It looks like McDonalds’ employees are less than happy with the famous golden arches. They are facing lawsuits in three states, all seeking class-action status. The complaints were filed in New York, Michigan, and California. New York has one complaint filed, while Michigan has two and three respectively.
Depending on the state, the claims alleged in the suits vary across an expanse of issues. In Michigan, McDonald’s is accused of using tracking/targeting software which monitors the ratio of labor costs to revenue percentages. If the ratio outnumbers the target, McDonald’s postpones employees from clocking in as to cut cost per revenue.

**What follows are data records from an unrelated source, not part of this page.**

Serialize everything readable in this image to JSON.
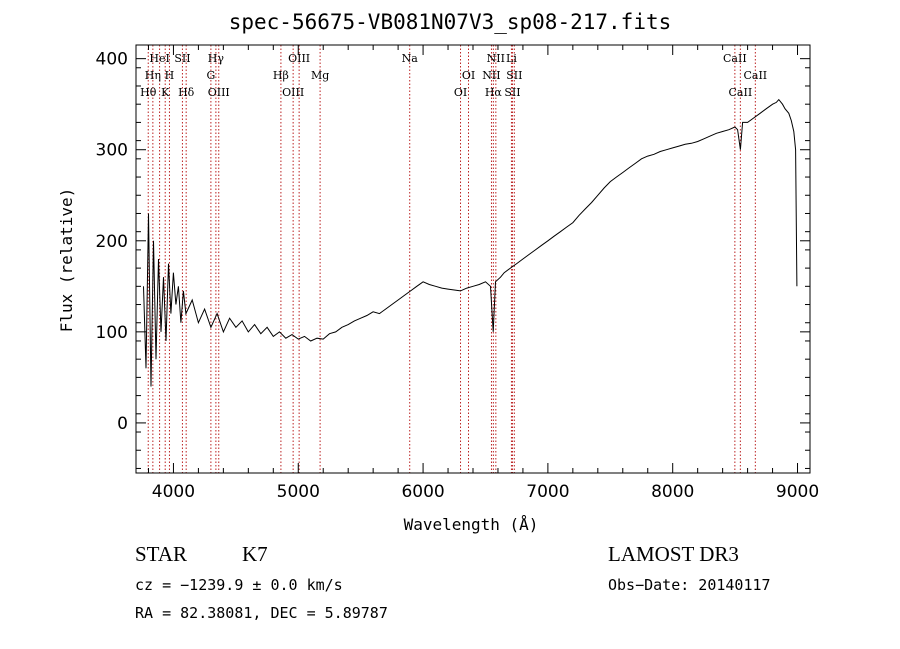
{
  "chart_data": {
    "type": "line",
    "title": "spec-56675-VB081N07V3_sp08-217.fits",
    "xlabel": "Wavelength (Å)",
    "ylabel": "Flux (relative)",
    "xlim": [
      3700,
      9100
    ],
    "ylim": [
      -55,
      415
    ],
    "x_ticks": [
      4000,
      5000,
      6000,
      7000,
      8000,
      9000
    ],
    "y_ticks": [
      0,
      100,
      200,
      300,
      400
    ],
    "series": [
      {
        "name": "flux",
        "x": [
          3760,
          3780,
          3800,
          3820,
          3840,
          3860,
          3880,
          3900,
          3920,
          3940,
          3960,
          3980,
          4000,
          4020,
          4040,
          4060,
          4080,
          4100,
          4150,
          4200,
          4250,
          4300,
          4350,
          4400,
          4450,
          4500,
          4550,
          4600,
          4650,
          4700,
          4750,
          4800,
          4850,
          4900,
          4950,
          5000,
          5050,
          5100,
          5150,
          5200,
          5250,
          5300,
          5350,
          5400,
          5450,
          5500,
          5550,
          5600,
          5650,
          5700,
          5750,
          5800,
          5850,
          5900,
          5950,
          6000,
          6050,
          6100,
          6150,
          6200,
          6250,
          6300,
          6350,
          6400,
          6450,
          6500,
          6540,
          6562,
          6580,
          6620,
          6650,
          6700,
          6750,
          6800,
          6850,
          6900,
          6950,
          7000,
          7050,
          7100,
          7150,
          7200,
          7250,
          7300,
          7350,
          7400,
          7450,
          7500,
          7550,
          7600,
          7650,
          7700,
          7750,
          7800,
          7850,
          7900,
          7950,
          8000,
          8050,
          8100,
          8150,
          8200,
          8250,
          8300,
          8350,
          8400,
          8450,
          8498,
          8520,
          8542,
          8560,
          8600,
          8650,
          8700,
          8750,
          8800,
          8830,
          8850,
          8880,
          8900,
          8930,
          8950,
          8970,
          8985,
          8995
        ],
        "y": [
          150,
          60,
          230,
          40,
          200,
          70,
          180,
          100,
          160,
          90,
          175,
          120,
          165,
          130,
          150,
          110,
          145,
          120,
          135,
          110,
          125,
          105,
          120,
          100,
          115,
          105,
          112,
          100,
          108,
          98,
          105,
          95,
          100,
          93,
          97,
          92,
          95,
          90,
          93,
          92,
          98,
          100,
          105,
          108,
          112,
          115,
          118,
          122,
          120,
          125,
          130,
          135,
          140,
          145,
          150,
          155,
          152,
          150,
          148,
          147,
          146,
          145,
          148,
          150,
          152,
          155,
          150,
          100,
          155,
          160,
          165,
          170,
          175,
          180,
          185,
          190,
          195,
          200,
          205,
          210,
          215,
          220,
          228,
          235,
          242,
          250,
          258,
          265,
          270,
          275,
          280,
          285,
          290,
          293,
          295,
          298,
          300,
          302,
          304,
          306,
          307,
          309,
          312,
          315,
          318,
          320,
          322,
          325,
          322,
          300,
          330,
          330,
          335,
          340,
          345,
          350,
          352,
          355,
          350,
          345,
          340,
          332,
          320,
          300,
          150
        ]
      }
    ],
    "lines": [
      {
        "label": "Hθ",
        "wavelength": 3798,
        "row": 3
      },
      {
        "label": "Hη",
        "wavelength": 3835,
        "row": 2
      },
      {
        "label": "HeI",
        "wavelength": 3889,
        "row": 1
      },
      {
        "label": "K",
        "wavelength": 3934,
        "row": 3
      },
      {
        "label": "H",
        "wavelength": 3968,
        "row": 2
      },
      {
        "label": "SII",
        "wavelength": 4072,
        "row": 1
      },
      {
        "label": "Hδ",
        "wavelength": 4102,
        "row": 3
      },
      {
        "label": "Hγ",
        "wavelength": 4340,
        "row": 1
      },
      {
        "label": "G",
        "wavelength": 4300,
        "row": 2
      },
      {
        "label": "OIII",
        "wavelength": 4363,
        "row": 3
      },
      {
        "label": "Hβ",
        "wavelength": 4861,
        "row": 2
      },
      {
        "label": "OIII",
        "wavelength": 4959,
        "row": 3
      },
      {
        "label": "OIII",
        "wavelength": 5007,
        "row": 1
      },
      {
        "label": "Mg",
        "wavelength": 5175,
        "row": 2
      },
      {
        "label": "Na",
        "wavelength": 5893,
        "row": 1
      },
      {
        "label": "OI",
        "wavelength": 6300,
        "row": 3
      },
      {
        "label": "OI",
        "wavelength": 6364,
        "row": 2
      },
      {
        "label": "NII",
        "wavelength": 6548,
        "row": 2
      },
      {
        "label": "Hα",
        "wavelength": 6563,
        "row": 3
      },
      {
        "label": "NII",
        "wavelength": 6583,
        "row": 1
      },
      {
        "label": "SII",
        "wavelength": 6716,
        "row": 3
      },
      {
        "label": "Li",
        "wavelength": 6708,
        "row": 1
      },
      {
        "label": "SII",
        "wavelength": 6731,
        "row": 2
      },
      {
        "label": "CaII",
        "wavelength": 8498,
        "row": 1
      },
      {
        "label": "CaII",
        "wavelength": 8542,
        "row": 3
      },
      {
        "label": "CaII",
        "wavelength": 8662,
        "row": 2
      }
    ]
  },
  "info": {
    "class": "STAR",
    "subclass": "K7",
    "survey": "LAMOST DR3",
    "cz": "cz = −1239.9 ± 0.0 km/s",
    "obs_date": "Obs−Date: 20140117",
    "radec": "RA =  82.38081, DEC =   5.89787"
  }
}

Therefore, employees are at work, reporting to work, but not getting paid because McDonald’s is disallowing them from clocking in.
Other violations stem from uniform issues. We blogged about uniform issues previously, here.
New York alleges that McDonald’s did not reimburse employees for maintaining and cleaning their uniforms, and Michigan alleges they did not pay for uniforms at all, in violation of state law. California’s complaints entail the alteration of pay records and denial of rest breaks. Each rest break is subject to a premium if not provided by McDonald’s. Therefore, for every rest or meal break missed, the employee is entitled to an hour’s worth of pay.
Franchise owners and McDonald’s Corporate alike are named in the suits. Over 14,000 McDonald’s restaurants are franchised.